Cyber Security Emerges as Growth Engine
Central to Spirit’s progress has been the rapid expansion of its cyber security division, now the company’s fastest growing and most important earnings contributor. This momentum was bolstered by two key acquisitions – Forensic IT Solutions Pty Ltd, a specialist in digital forensic and incident response services, and InfoSurety Holdings Pty Ltd, acquired in the prior year. These strategic moves have enhanced Spirit’s ability to offer comprehensive cyber security solutions, including 24/7 monitoring, incident response, and compliance services, meeting the rising demand amid evolving cyber threats and regulatory pressures.

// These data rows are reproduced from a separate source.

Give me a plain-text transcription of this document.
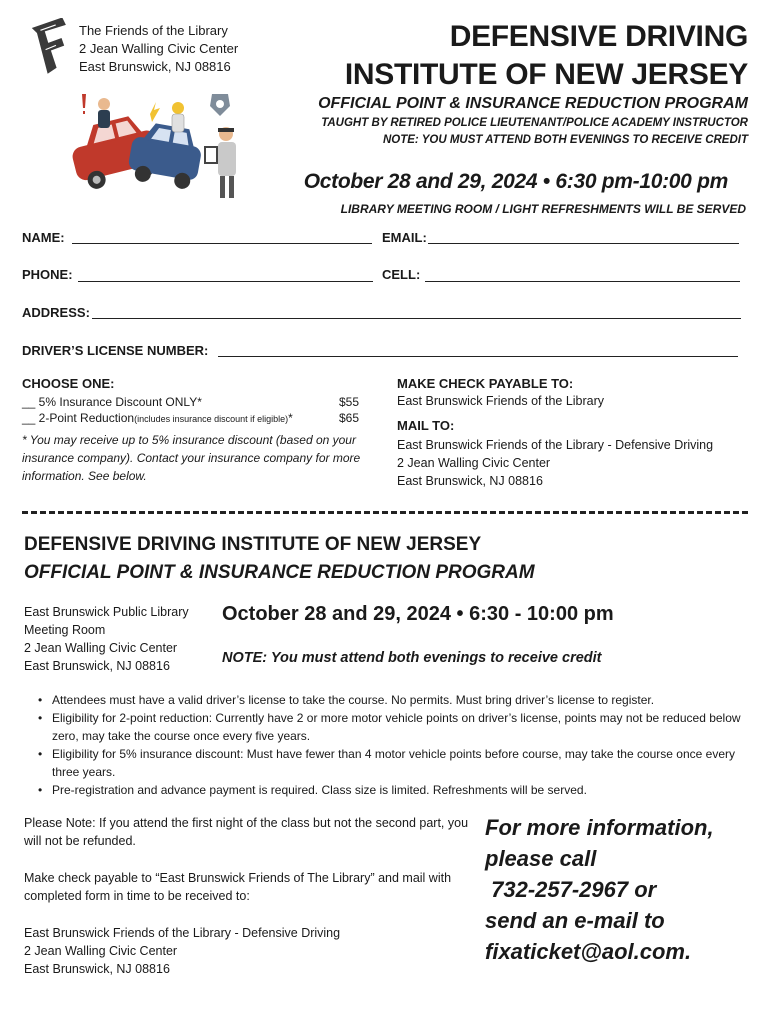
The Friends of the Library
2 Jean Walling Civic Center
East Brunswick, NJ 08816
DEFENSIVE DRIVING
INSTITUTE OF NEW JERSEY
OFFICIAL POINT & INSURANCE REDUCTION PROGRAM
TAUGHT BY RETIRED POLICE LIEUTENANT/POLICE ACADEMY INSTRUCTOR
NOTE: YOU MUST ATTEND BOTH EVENINGS TO RECEIVE CREDIT
October 28 and 29, 2024 • 6:30 pm-10:00 pm
LIBRARY MEETING ROOM / LIGHT REFRESHMENTS WILL BE SERVED
NAME:	EMAIL:
PHONE:	CELL:
ADDRESS:
DRIVER’S LICENSE NUMBER:
CHOOSE ONE:
__ 5% Insurance Discount ONLY*	$55
__ 2-Point Reduction(includes insurance discount if eligible)*	$65
* You may receive up to 5% insurance discount (based on your insurance company). Contact your insurance company for more information. See below.
MAKE CHECK PAYABLE TO:
East Brunswick Friends of the Library
MAIL TO:
East Brunswick Friends of the Library - Defensive Driving
2 Jean Walling Civic Center
East Brunswick, NJ 08816
DEFENSIVE DRIVING INSTITUTE OF NEW JERSEY
OFFICIAL POINT & INSURANCE REDUCTION PROGRAM
East Brunswick Public Library
Meeting Room
2 Jean Walling Civic Center
East Brunswick, NJ 08816
October 28 and 29, 2024 • 6:30 - 10:00 pm
NOTE: You must attend both evenings to receive credit
• Attendees must have a valid driver’s license to take the course. No permits. Must bring driver’s license to register.
• Eligibility for 2-point reduction: Currently have 2 or more motor vehicle points on driver’s license, points may not be reduced below zero, may take the course once every five years.
• Eligibility for 5% insurance discount: Must have fewer than 4 motor vehicle points before course, may take the course once every three years.
• Pre-registration and advance payment is required. Class size is limited. Refreshments will be served.
Please Note: If you attend the first night of the class but not the second part, you will not be refunded.
Make check payable to “East Brunswick Friends of The Library” and mail with completed form in time to be received to:
East Brunswick Friends of the Library - Defensive Driving
2 Jean Walling Civic Center
East Brunswick, NJ 08816
For more information,
please call
732-257-2967 or
send an e-mail to
fixaticket@aol.com.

Strategic Integration and Market Positioning
Spirit has aligned its cyber security and managed technology services under the unified brand Infotrust, reflecting the inseparability of security from IT management in today’s environment. The company is capitalising on market trends such as cloud adoption, AI integration, and hybrid work models, targeting mid-market organisations seeking simplified vendor relationships with broad capabilities. Despite ongoing challenges in the Secure Managed Technology segment, the company has appointed new leadership and is focused on driving profitability improvements.
Capital Management and Accounting Changes
To support its growth strategy, Spirit raised $19.8 million in capital during FY25, funding acquisitions and providing working capital. The company also implemented a change in revenue recognition policy, shifting certain product revenues to a net basis in accordance with accounting standards, which did not affect reported profits but complicates direct revenue comparisons with prior periods. Spirit maintains a $27 million bank loan facility with financial covenants, emphasizing the importance of sustaining operational cash flow to meet debt obligations and deferred acquisition payments.

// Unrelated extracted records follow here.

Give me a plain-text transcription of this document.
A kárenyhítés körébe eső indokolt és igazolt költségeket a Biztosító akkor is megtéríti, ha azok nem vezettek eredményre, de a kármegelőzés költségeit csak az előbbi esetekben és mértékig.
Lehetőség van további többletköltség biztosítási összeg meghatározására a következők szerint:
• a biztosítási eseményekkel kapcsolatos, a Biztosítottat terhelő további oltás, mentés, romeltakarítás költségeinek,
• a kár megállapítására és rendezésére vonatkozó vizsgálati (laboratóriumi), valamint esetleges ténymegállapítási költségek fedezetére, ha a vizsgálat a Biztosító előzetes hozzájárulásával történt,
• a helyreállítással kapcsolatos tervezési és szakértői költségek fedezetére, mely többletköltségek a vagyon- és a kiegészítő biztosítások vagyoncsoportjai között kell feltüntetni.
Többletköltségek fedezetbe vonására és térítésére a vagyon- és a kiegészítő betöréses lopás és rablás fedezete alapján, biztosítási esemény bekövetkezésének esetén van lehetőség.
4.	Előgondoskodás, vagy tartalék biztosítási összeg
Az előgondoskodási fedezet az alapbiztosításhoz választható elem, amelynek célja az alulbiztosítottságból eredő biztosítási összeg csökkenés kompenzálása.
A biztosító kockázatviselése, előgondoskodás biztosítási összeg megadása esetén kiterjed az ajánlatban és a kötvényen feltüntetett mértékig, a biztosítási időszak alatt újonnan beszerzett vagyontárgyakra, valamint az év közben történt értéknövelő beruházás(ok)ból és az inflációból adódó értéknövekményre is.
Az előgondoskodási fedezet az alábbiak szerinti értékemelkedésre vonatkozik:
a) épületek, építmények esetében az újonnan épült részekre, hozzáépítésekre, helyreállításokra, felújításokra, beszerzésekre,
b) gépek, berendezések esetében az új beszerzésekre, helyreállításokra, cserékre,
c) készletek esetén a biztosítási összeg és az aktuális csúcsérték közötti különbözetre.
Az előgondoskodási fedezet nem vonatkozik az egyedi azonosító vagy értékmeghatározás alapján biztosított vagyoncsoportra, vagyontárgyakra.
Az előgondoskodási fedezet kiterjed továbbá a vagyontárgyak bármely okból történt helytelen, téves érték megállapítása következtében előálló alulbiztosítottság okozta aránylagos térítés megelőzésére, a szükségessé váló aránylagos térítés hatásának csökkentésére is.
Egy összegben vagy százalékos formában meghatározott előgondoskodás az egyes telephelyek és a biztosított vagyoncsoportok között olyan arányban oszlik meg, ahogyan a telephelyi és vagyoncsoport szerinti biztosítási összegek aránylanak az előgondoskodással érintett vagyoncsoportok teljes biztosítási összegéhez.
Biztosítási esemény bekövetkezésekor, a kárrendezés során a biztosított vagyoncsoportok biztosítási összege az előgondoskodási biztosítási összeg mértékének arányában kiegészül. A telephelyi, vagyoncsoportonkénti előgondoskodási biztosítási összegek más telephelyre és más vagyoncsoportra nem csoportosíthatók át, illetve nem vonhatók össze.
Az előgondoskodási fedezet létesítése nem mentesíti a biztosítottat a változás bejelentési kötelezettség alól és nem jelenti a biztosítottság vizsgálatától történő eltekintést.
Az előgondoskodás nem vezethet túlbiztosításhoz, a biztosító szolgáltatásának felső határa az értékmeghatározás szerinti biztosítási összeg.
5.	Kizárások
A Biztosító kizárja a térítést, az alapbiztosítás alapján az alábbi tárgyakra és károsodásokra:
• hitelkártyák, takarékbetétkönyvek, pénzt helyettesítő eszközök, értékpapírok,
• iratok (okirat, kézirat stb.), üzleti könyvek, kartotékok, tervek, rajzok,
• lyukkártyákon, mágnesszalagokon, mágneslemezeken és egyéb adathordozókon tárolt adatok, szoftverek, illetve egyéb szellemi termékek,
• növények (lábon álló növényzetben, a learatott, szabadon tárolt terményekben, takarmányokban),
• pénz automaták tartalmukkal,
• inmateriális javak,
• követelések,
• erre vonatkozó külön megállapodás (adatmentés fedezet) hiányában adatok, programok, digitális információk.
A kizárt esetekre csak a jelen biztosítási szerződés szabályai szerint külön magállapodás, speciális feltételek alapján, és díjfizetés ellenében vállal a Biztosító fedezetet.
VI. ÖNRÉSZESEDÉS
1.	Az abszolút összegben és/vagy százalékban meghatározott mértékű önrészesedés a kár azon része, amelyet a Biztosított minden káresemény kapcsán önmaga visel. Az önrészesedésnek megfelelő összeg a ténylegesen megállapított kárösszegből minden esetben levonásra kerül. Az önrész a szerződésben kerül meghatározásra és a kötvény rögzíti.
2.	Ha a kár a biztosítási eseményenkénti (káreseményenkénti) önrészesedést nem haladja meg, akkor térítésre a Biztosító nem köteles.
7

Governance and Risk Outlook
Spirit’s board has seen changes with new appointments and resignations, reflecting a refreshed leadership team. The company acknowledges several risks including funding challenges, cyber threats, sales execution, labour market constraints, and regulatory compliance. It continues to invest in talent, technology, and acquisitions to mitigate these risks and pursue scalable growth. The auditor issued an unmodified opinion on the FY25 financial statements, underscoring the reliability of the reported results.
Bottom Line?
Spirit’s FY25 results signal a turning point, but sustaining growth and managing funding risks will be critical in the next phase.
Questions in the middle?
- How will Spirit balance growth investments with the need to achieve positive operational cash flow?
- What synergies and cross-selling opportunities will the Forensic IT and InfoSurety acquisitions unlock?
- How will the evolving cyber security regulatory landscape impact Spirit’s service offerings and compliance costs?